In a Facebook conversation about my last post, Renee of Hardy Girls Healthy Women brought up the idea proposed by Dr. Sharon Lamb that enjoying being the object of someone’s attraction or desire is not always unhealthy. This is an important distinction which I plan to explore more in the next few posts, using Dr. Lamb’s work as a springboard. The idea is that when we look at sexuality within the context of the person and their relationships, one will necessarily at times be both the admirer and the admired. When anyone is in a relationship, they do want to feel desired by their partner. This goes back to the points I made in my last post on what I view as sexualizing.
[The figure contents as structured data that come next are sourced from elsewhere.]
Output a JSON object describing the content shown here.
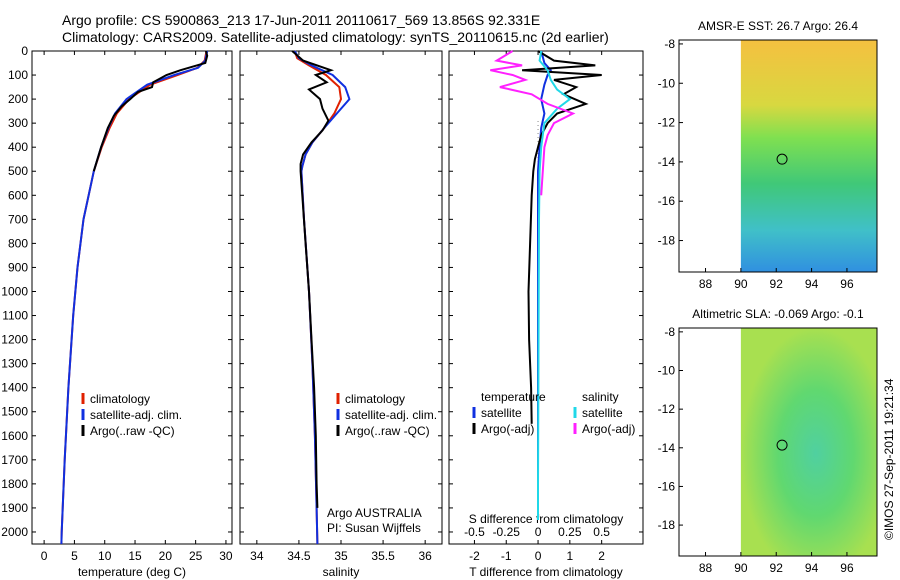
{
  "header": {
    "line1": "Argo profile: CS 5900863_213 17-Jun-2011 20110617_569 13.856S 92.331E",
    "line2": "Climatology: CARS2009. Satellite-adjusted climatology: synTS_20110615.nc (2d earlier)"
  },
  "stamp": "©IMOS 27-Sep-2011 19:21:34",
  "colors": {
    "clim": "#e02000",
    "sat": "#1030e0",
    "argo": "#000000",
    "sal_sat": "#20d8e8",
    "sal_argo": "#ff20ff"
  },
  "depth_ticks": [
    "0",
    "100",
    "200",
    "300",
    "400",
    "500",
    "600",
    "700",
    "800",
    "900",
    "1000",
    "1100",
    "1200",
    "1300",
    "1400",
    "1500",
    "1600",
    "1700",
    "1800",
    "1900",
    "2000"
  ],
  "chart_data": [
    {
      "type": "line",
      "xlabel": "temperature (deg C)",
      "xlim": [
        -2,
        31
      ],
      "ylim": [
        2050,
        0
      ],
      "xticks": [
        "0",
        "5",
        "10",
        "15",
        "20",
        "25",
        "30"
      ],
      "xtick_values": [
        0,
        5,
        10,
        15,
        20,
        25,
        30
      ],
      "legend": [
        "climatology",
        "satellite-adj. clim.",
        "Argo(..raw -QC)"
      ],
      "series": [
        {
          "name": "climatology",
          "color": "clim",
          "depth": [
            0,
            40,
            70,
            100,
            140,
            200,
            260,
            320,
            400,
            500,
            700,
            900,
            1100,
            1400,
            1700,
            2000,
            2050
          ],
          "values": [
            26.8,
            26.5,
            25.3,
            22,
            17.5,
            14,
            12,
            10.8,
            9.5,
            8.2,
            6.5,
            5.5,
            4.8,
            4,
            3.4,
            2.9,
            2.85
          ]
        },
        {
          "name": "satellite-adj. clim.",
          "color": "sat",
          "depth": [
            0,
            40,
            70,
            100,
            140,
            200,
            260,
            320,
            400,
            500,
            700,
            900,
            1100,
            1400,
            1700,
            2000,
            2050
          ],
          "values": [
            26.9,
            26.6,
            25.4,
            21.5,
            17,
            13.6,
            11.7,
            10.6,
            9.4,
            8.2,
            6.5,
            5.5,
            4.8,
            4,
            3.4,
            2.9,
            2.85
          ]
        },
        {
          "name": "Argo(..raw -QC)",
          "color": "argo",
          "depth": [
            0,
            20,
            50,
            60,
            80,
            100,
            130,
            150,
            170,
            200,
            230,
            270,
            320,
            400,
            500
          ],
          "values": [
            26.7,
            26.9,
            26.6,
            25.2,
            22.5,
            20.2,
            18,
            17.8,
            15.5,
            14.2,
            12.8,
            11.5,
            10.5,
            9.4,
            8.2
          ]
        }
      ]
    },
    {
      "type": "line",
      "xlabel": "salinity",
      "xlim": [
        33.8,
        36.2
      ],
      "ylim": [
        2050,
        0
      ],
      "xticks": [
        "34",
        "34.5",
        "35",
        "35.5",
        "36"
      ],
      "xtick_values": [
        34,
        34.5,
        35,
        35.5,
        36
      ],
      "legend": [
        "climatology",
        "satellite-adj. clim.",
        "Argo(..raw -QC)"
      ],
      "annotation": [
        "Argo AUSTRALIA",
        "PI: Susan Wijffels"
      ],
      "series": [
        {
          "name": "climatology",
          "color": "clim",
          "depth": [
            0,
            30,
            60,
            100,
            150,
            200,
            260,
            320,
            380,
            430,
            480,
            500,
            700,
            1000,
            1300,
            1600,
            1900,
            2050
          ],
          "values": [
            34.45,
            34.48,
            34.62,
            34.82,
            34.98,
            35.0,
            34.92,
            34.8,
            34.66,
            34.58,
            34.54,
            34.53,
            34.56,
            34.62,
            34.66,
            34.69,
            34.71,
            34.72
          ]
        },
        {
          "name": "satellite-adj. clim.",
          "color": "sat",
          "depth": [
            0,
            30,
            60,
            100,
            150,
            200,
            260,
            320,
            380,
            430,
            480,
            500,
            700,
            1000,
            1300,
            1600,
            1900,
            2050
          ],
          "values": [
            34.45,
            34.5,
            34.65,
            34.9,
            35.05,
            35.1,
            34.95,
            34.8,
            34.66,
            34.58,
            34.54,
            34.53,
            34.56,
            34.62,
            34.66,
            34.69,
            34.71,
            34.72
          ]
        },
        {
          "name": "Argo(..raw -QC)",
          "color": "argo",
          "depth": [
            0,
            40,
            80,
            100,
            130,
            160,
            200,
            240,
            290,
            330,
            380,
            430,
            470,
            500,
            600,
            800,
            1000,
            1200,
            1400,
            1600,
            1800,
            1900
          ],
          "values": [
            34.42,
            34.55,
            34.88,
            34.7,
            34.83,
            34.62,
            34.75,
            34.78,
            34.85,
            34.78,
            34.65,
            34.55,
            34.52,
            34.52,
            34.54,
            34.58,
            34.62,
            34.65,
            34.68,
            34.7,
            34.71,
            34.72
          ]
        }
      ]
    },
    {
      "type": "line",
      "xlim": [
        -2.8,
        3.3
      ],
      "ylim": [
        2050,
        0
      ],
      "xlabel": "T difference from climatology",
      "xticks": [
        "-2",
        "-1",
        "0",
        "1",
        "2"
      ],
      "xtick_values": [
        -2,
        -1,
        0,
        1,
        2
      ],
      "xlabel_top": "S difference from climatology",
      "xticks_top": [
        "-0.5",
        "-0.25",
        "0",
        "0.25",
        "0.5"
      ],
      "legend_temperature": [
        "temperature",
        "satellite",
        "Argo(-adj)"
      ],
      "legend_salinity": [
        "salinity",
        "satellite",
        "Argo(-adj)"
      ],
      "series": [
        {
          "name": "temperature satellite",
          "color": "sat",
          "depth": [
            0,
            50,
            80,
            100,
            140,
            200,
            260,
            320,
            400,
            500,
            700,
            1000,
            1500,
            1900
          ],
          "values": [
            0.1,
            0.2,
            0.4,
            0.3,
            0.2,
            0.1,
            0.2,
            0.1,
            0.05,
            0,
            0,
            0,
            0,
            0
          ]
        },
        {
          "name": "temperature Argo(-adj)",
          "color": "argo",
          "depth": [
            0,
            40,
            60,
            80,
            100,
            120,
            150,
            180,
            220,
            260,
            300,
            350,
            400,
            450,
            500,
            600,
            800,
            1000,
            1200,
            1400,
            1550
          ],
          "values": [
            0,
            0.5,
            1.8,
            -0.5,
            2,
            0.5,
            1.2,
            0.8,
            1.5,
            0.6,
            0.3,
            0.1,
            0.0,
            -0.1,
            -0.15,
            -0.2,
            -0.25,
            -0.3,
            -0.28,
            -0.22,
            -0.2
          ]
        },
        {
          "name": "salinity satellite",
          "color": "sal_sat",
          "depth": [
            0,
            40,
            80,
            120,
            160,
            200,
            240,
            300,
            400,
            500,
            700,
            1000,
            1400,
            1800,
            1950
          ],
          "values": [
            0.1,
            0.05,
            0.3,
            0.4,
            0.6,
            1.0,
            0.6,
            0.2,
            0.1,
            0.05,
            0.03,
            0.02,
            0.01,
            0.0,
            0.0
          ]
        },
        {
          "name": "salinity Argo(-adj)",
          "color": "sal_argo",
          "depth": [
            0,
            40,
            60,
            80,
            100,
            120,
            150,
            180,
            220,
            260,
            300,
            350,
            400,
            500,
            600
          ],
          "values": [
            -0.8,
            -1.3,
            -0.5,
            -1.5,
            -0.8,
            -0.4,
            -1.2,
            -0.2,
            0.3,
            1.1,
            0.5,
            0.3,
            0.2,
            0.15,
            0.1
          ]
        }
      ]
    }
  ],
  "maps": [
    {
      "title": "AMSR-E SST: 26.7 Argo: 26.4",
      "xticks": [
        "88",
        "90",
        "92",
        "94",
        "96"
      ],
      "yticks": [
        "-8",
        "-10",
        "-12",
        "-14",
        "-16",
        "-18"
      ]
    },
    {
      "title": "Altimetric SLA: -0.069 Argo: -0.1",
      "xticks": [
        "88",
        "90",
        "92",
        "94",
        "96"
      ],
      "yticks": [
        "-8",
        "-10",
        "-12",
        "-14",
        "-16",
        "-18"
      ]
    }
  ]
}
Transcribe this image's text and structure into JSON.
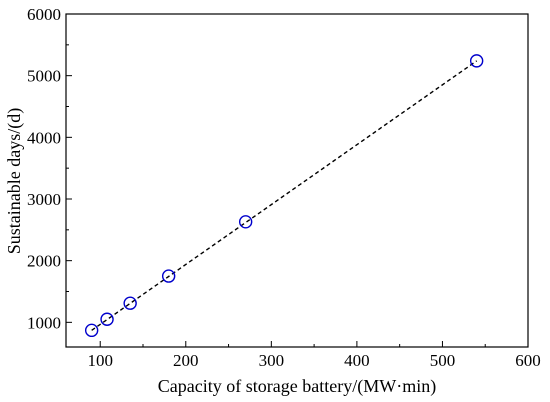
{
  "chart_data": {
    "type": "scatter",
    "xlabel": "Capacity of storage battery/(MW·min)",
    "ylabel": "Sustainable days/(d)",
    "xlim": [
      60,
      600
    ],
    "ylim": [
      600,
      6000
    ],
    "xticks": [
      100,
      200,
      300,
      400,
      500,
      600
    ],
    "yticks": [
      1000,
      2000,
      3000,
      4000,
      5000,
      6000
    ],
    "grid": false,
    "series": [
      {
        "marker": "open-circle",
        "color": "#0000cc",
        "points": [
          {
            "x": 90,
            "y": 870
          },
          {
            "x": 108,
            "y": 1050
          },
          {
            "x": 135,
            "y": 1310
          },
          {
            "x": 180,
            "y": 1750
          },
          {
            "x": 270,
            "y": 2630
          },
          {
            "x": 540,
            "y": 5240
          }
        ]
      }
    ],
    "fit_line": {
      "style": "dashed",
      "color": "#000000",
      "from": {
        "x": 90,
        "y": 870
      },
      "to": {
        "x": 540,
        "y": 5240
      }
    }
  }
}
In particular, these two components:
- The exclusion of a comprehensive view of sexuality that places it into the context of one’s identity, emotions, and relationships
- The exclusion of a depiction of females as complex social, emotional and physical beings
In this analysis of recent research on objectification that I read on the SPARK Summit blog, the point is made that even advertising that attempts to present women as empowered may in fact lead them to feel objectified. So you see, the idea of sexualization is a complex one. As I said in my last post, I think it behooves those with different perspectives to talk openly with one another and exchange ideas rather than fighting amongst ourselves. This is an area that I’ll continue to explore within the context of media messages and their effects on children and adolescents.